Sendikacılık bilindiği üzere Avrupa’da çalışanın haklarının işveren karşısında korunması amacıyla ortaya çıktı. Günümüze kadar gelen süreçte Batılı sendikacılık anlayışı çok evreler geçirmiş ve her defasında çalışan açısından birçok işlevsel ve gerçekçi haklar elde edilmiştir.
Ülkemizde ise, İsçi sendikalarımız hukuki dairede, işveren karşısında 30 yıldan fazla bir süredir Memur sendikalarımızın henüz alamadığı Hakka ulaşmışlardır. Bu Hak Grev Hakkıdır. İşçi sendikalarımızın Memur sendikalarımızdan işveren karşısında daha kuvvetli olmalarını en önemli sebebi bu alınmış Hakk’a dayanmaktadır. Ülkemizdeki Memur sendikalarının önceliklerinden birisi, meşru zeminde Grev Hakkı için mücadele etmek olmalıdır.

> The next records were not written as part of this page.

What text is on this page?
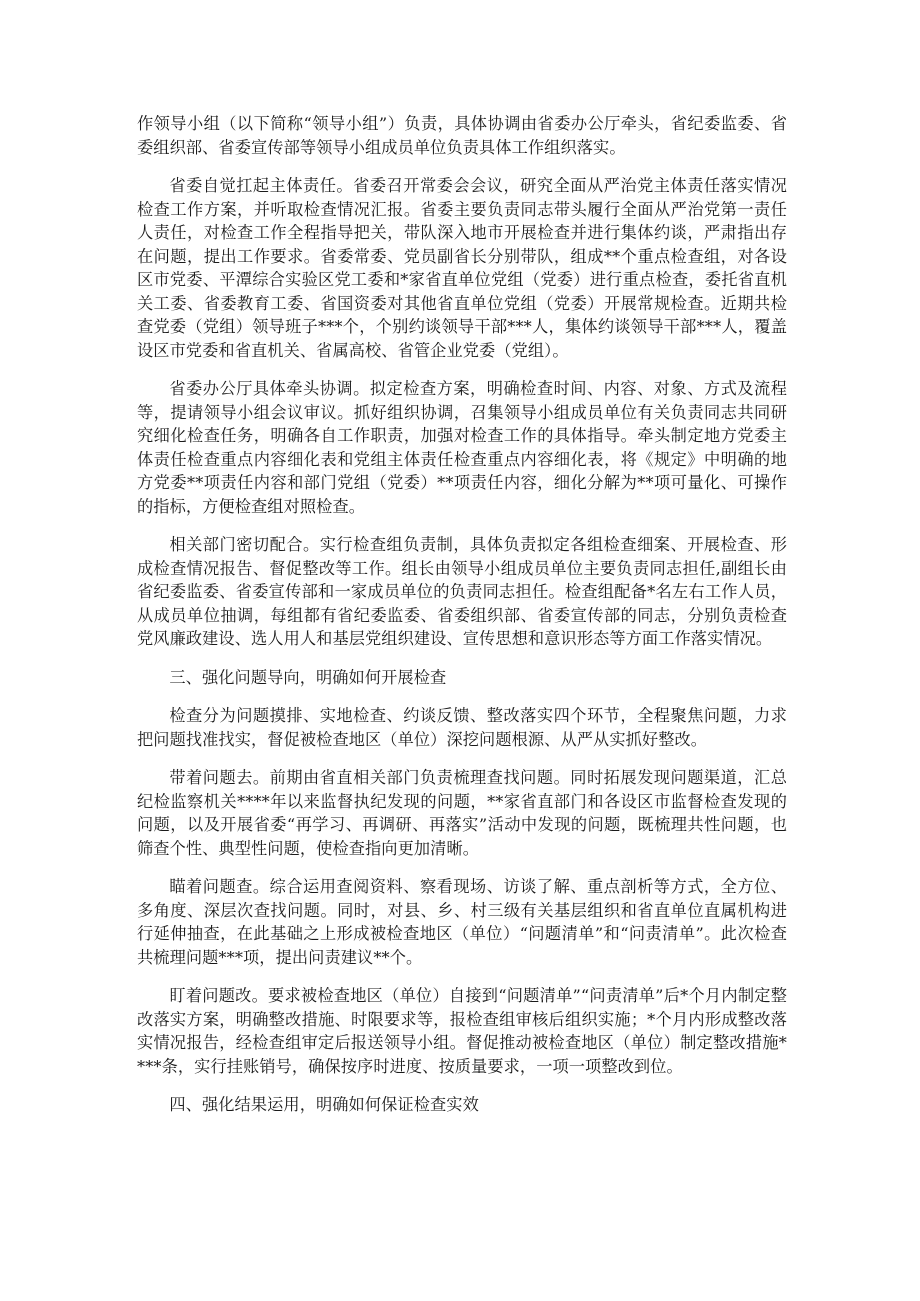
作领导小组（以下简称“领导小组”）负责，具体协调由省委办公厅牵头，省纪委监委、省委组织部、省委宣传部等领导小组成员单位负责具体工作组织落实。

省委自觉扛起主体责任。省委召开常委会会议，研究全面从严治党主体责任落实情况检查工作方案，并听取检查情况汇报。省委主要负责同志带头履行全面从严治党第一责任人责任，对检查工作全程指导把关，带队深入地市开展检查并进行集体约谈，严肃指出存在问题，提出工作要求。省委常委、党员副省长分别带队，组成**个重点检查组，对各设区市党委、平潭综合实验区党工委和*家省直单位党组（党委）进行重点检查，委托省直机关工委、省委教育工委、省国资委对其他省直单位党组（党委）开展常规检查。近期共检查党委（党组）领导班子***个，个别约谈领导干部***人，集体约谈领导干部***人，覆盖设区市党委和省直机关、省属高校、省管企业党委（党组）。

省委办公厅具体牵头协调。拟定检查方案，明确检查时间、内容、对象、方式及流程等，提请领导小组会议审议。抓好组织协调，召集领导小组成员单位有关负责同志共同研究细化检查任务，明确各自工作职责，加强对检查工作的具体指导。牵头制定地方党委主体责任检查重点内容细化表和党组主体责任检查重点内容细化表，将《规定》中明确的地方党委**项责任内容和部门党组（党委）**项责任内容，细化分解为**项可量化、可操作的指标，方便检查组对照检查。

相关部门密切配合。实行检查组负责制，具体负责拟定各组检查细案、开展检查、形成检查情况报告、督促整改等工作。组长由领导小组成员单位主要负责同志担任,副组长由省纪委监委、省委宣传部和一家成员单位的负责同志担任。检查组配备*名左右工作人员，从成员单位抽调，每组都有省纪委监委、省委组织部、省委宣传部的同志，分别负责检查党风廉政建设、选人用人和基层党组织建设、宣传思想和意识形态等方面工作落实情况。

三、强化问题导向，明确如何开展检查

检查分为问题摸排、实地检查、约谈反馈、整改落实四个环节，全程聚焦问题，力求把问题找准找实，督促被检查地区（单位）深挖问题根源、从严从实抓好整改。

带着问题去。前期由省直相关部门负责梳理查找问题。同时拓展发现问题渠道，汇总纪检监察机关****年以来监督执纪发现的问题，**家省直部门和各设区市监督检查发现的问题，以及开展省委“再学习、再调研、再落实”活动中发现的问题，既梳理共性问题，也筛查个性、典型性问题，使检查指向更加清晰。

瞄着问题查。综合运用查阅资料、察看现场、访谈了解、重点剖析等方式，全方位、多角度、深层次查找问题。同时，对县、乡、村三级有关基层组织和省直单位直属机构进行延伸抽查，在此基础之上形成被检查地区（单位）“问题清单”和“问责清单”。此次检查共梳理问题***项，提出问责建议**个。

盯着问题改。要求被检查地区（单位）自接到“问题清单”“问责清单”后*个月内制定整改落实方案，明确整改措施、时限要求等，报检查组审核后组织实施；*个月内形成整改落实情况报告，经检查组审定后报送领导小组。督促推动被检查地区（单位）制定整改措施****条，实行挂账销号，确保按序时进度、按质量要求，一项一项整改到位。

四、强化结果运用，明确如何保证检查实效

2010 yılında kurulan, ilkeli,özverili ve dürüst eğitimcilerden oluşan Birlik Eğitim Sen’in ülke eğitimcilerine yönelik evrensel haklarını, özlük haklarını ve bütün diğer yasal haklarımızı gözeteceği gibi toplu Grev Hakkı içinde mücadele içerisinde olacağı inancındayım.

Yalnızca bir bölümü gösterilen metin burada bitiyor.